Christian vit que la contradiction était le meilleur stimulant pour ramener l’avocat à son projet, et qu’au fond le digne homme tenait à accomplir ce tour de force de se transformer en agréable baladin sans autre préparation que celle nécessaire à Christian lui-même. Il l’excita donc encore par une feinte discrétion et ne le quitta que lorsqu’il le vit presque piqué de ses doutes, résolu ou plutôt acharné à se mettre en mesure, dût-il manger sans appétit sa soupe au lait et à la bière, et sortir absolument et violemment de ses petites habitudes.
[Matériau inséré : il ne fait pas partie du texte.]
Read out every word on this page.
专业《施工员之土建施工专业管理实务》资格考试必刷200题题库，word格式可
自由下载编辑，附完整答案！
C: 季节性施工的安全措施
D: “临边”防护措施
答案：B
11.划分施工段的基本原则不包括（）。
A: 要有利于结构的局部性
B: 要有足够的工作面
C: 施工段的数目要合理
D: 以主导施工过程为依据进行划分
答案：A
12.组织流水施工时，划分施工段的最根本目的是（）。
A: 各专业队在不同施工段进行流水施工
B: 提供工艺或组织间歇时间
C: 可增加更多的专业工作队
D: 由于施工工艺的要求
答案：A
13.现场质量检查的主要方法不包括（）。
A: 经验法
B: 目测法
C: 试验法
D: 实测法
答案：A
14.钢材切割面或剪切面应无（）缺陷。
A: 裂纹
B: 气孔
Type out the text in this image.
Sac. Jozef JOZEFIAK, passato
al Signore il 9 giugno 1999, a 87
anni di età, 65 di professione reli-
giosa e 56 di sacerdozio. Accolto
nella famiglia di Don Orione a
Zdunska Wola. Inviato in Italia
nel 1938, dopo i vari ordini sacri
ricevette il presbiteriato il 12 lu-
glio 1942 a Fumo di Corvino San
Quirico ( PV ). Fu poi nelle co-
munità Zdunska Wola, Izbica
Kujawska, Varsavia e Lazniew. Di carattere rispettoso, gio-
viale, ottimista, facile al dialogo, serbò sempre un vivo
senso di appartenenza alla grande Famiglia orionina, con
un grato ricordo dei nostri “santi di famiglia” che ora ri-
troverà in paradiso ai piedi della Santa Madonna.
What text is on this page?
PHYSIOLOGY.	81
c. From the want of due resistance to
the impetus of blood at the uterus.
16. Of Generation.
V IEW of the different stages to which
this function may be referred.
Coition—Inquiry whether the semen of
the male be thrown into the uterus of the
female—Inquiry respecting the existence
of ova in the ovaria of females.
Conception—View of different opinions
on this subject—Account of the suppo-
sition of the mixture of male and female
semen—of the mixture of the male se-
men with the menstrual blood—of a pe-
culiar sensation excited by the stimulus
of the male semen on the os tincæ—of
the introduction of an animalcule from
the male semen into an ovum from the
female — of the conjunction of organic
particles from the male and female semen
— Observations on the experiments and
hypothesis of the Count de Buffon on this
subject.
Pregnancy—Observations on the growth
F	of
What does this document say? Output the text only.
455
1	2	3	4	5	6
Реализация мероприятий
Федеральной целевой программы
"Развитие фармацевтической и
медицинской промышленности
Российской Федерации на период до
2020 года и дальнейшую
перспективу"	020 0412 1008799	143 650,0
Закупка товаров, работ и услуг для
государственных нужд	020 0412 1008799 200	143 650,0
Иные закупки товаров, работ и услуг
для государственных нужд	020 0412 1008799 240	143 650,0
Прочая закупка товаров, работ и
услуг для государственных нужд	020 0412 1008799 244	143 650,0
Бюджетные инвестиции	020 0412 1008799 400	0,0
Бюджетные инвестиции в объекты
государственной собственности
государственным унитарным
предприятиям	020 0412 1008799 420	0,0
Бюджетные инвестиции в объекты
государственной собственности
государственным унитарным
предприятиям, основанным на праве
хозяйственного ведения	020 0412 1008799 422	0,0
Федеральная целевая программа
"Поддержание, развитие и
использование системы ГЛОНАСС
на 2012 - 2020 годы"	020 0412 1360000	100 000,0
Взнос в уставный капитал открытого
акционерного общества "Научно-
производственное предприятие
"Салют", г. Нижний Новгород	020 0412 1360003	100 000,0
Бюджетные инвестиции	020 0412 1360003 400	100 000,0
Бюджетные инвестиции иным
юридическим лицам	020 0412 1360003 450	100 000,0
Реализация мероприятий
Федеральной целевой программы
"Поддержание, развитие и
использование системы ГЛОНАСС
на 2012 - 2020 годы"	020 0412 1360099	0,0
Christian était à la moitié du trajet entre le Stollborg et Waldemora, lorsqu’il se trouva face à face avec une sorte de fantôme noir qui voltigeait par bonds inégaux sur la glace. Il ne lui fallut pas beaucoup de réflexion pour reconnaître M. Stangstadius, porteur comme lui d’une petite lanterne sourde, et se disposant à lui adresser la parole. Comme Christian était bien sûr de ne pas être reconnu par un homme aussi insoucieux des autres, il jugea inutile de baisser son masque sur sa figure et de changer son accent pour lui répondre. — Holà ! mon ami, lui dit le savant, sans daigner même le regarder, vous venez du Stollborg ?

— Oui, monsieur.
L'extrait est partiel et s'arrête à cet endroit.